No small feat in such a transitory occupation or in Philadelphia, a city where sports fans famously booed Santa Claus.
But in addition to playing the game with a lot of heart, Victorino also gave generously from it to a wide array of community causes in several states.
In a distressed area of North Philadelphia his name is across the front of the “Shane Victorino Nicetown Boys and Girls Club,” where he and his wife, Melissa, through their foundation have contributed about $1 million and elbow grease.
“It wasn’t like, ‘Here’s some money, put my name on the building,’ they were involved from Day 1” with hard hats and paint brushes, as Jerry Houck, a vice president of the Boys and Girls Clubs of Philadelphia, has described it.
“He and Melissa are just genuine, authentic people, they care about the community,” Houck said in a 2012 Star-Advertiser interview.
Here, at home, Victorino has shared the cachet of his name and the proceeds of his career with the Boys and Girls Club of Maui, the Hawaii Children’s Cancer Foundation, Waipio Little League, St. Anthony High (his alma mater), the Hawaii High School Athletic Association and others.
Victorino’s largess earned him MLB’s Gehrig Memorial Award in 2008 as the player who “best exemplifies the spirit and character” of Gehrig both on and off the field.

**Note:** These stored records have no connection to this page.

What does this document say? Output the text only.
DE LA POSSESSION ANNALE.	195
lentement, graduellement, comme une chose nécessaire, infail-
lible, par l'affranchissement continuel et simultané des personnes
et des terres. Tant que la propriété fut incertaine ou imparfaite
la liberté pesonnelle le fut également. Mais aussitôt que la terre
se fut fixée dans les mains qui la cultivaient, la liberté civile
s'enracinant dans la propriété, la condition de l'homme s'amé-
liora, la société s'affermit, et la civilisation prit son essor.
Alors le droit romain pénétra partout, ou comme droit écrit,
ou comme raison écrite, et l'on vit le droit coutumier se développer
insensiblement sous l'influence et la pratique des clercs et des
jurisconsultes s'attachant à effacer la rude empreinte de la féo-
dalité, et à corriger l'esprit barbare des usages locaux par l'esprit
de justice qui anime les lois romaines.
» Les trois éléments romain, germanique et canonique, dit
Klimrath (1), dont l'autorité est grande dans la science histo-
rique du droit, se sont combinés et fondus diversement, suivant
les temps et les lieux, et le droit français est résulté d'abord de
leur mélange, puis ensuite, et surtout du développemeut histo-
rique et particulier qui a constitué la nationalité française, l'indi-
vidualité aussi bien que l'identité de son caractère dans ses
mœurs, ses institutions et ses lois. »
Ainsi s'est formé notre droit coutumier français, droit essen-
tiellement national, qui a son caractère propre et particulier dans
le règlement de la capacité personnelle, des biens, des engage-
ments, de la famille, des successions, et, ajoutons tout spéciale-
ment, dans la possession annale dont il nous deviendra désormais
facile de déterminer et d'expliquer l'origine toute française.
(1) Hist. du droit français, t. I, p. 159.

A plaque listing the winners is exhibited in the Baseball Hall of Fame and Museum in Cooperstown, N.Y.
In 2011, Victorino received the Branch Rickey Award, which “honors individuals in baseball who contribute to their communities and are strong role models for young people.”
In 2016 he was honored by the Jamie Moyer Foundation for children.
Perhaps even more telling was the day the Phillies announced their 2012 trade of Victorino to the Dodgers, ending an eight-year stay in Philadelphia. Houck said an elderly lady on the steps of the Boys and Girls Club told him, “I just heard the news and I’m so sad about Shane being traded; he’s done so much for this club and this community.”
Youngsters who attended the club that week felt likewise. Houck said, “I thought, ‘Wow, this is just like a death in the family. A passing.’ That’s what it felt like.”
Come Victorino’s “day” at the ballpark next month, there will be an opportunity to say a more joyous and well-deserved goodbye to someone who has been a champion on and off the field.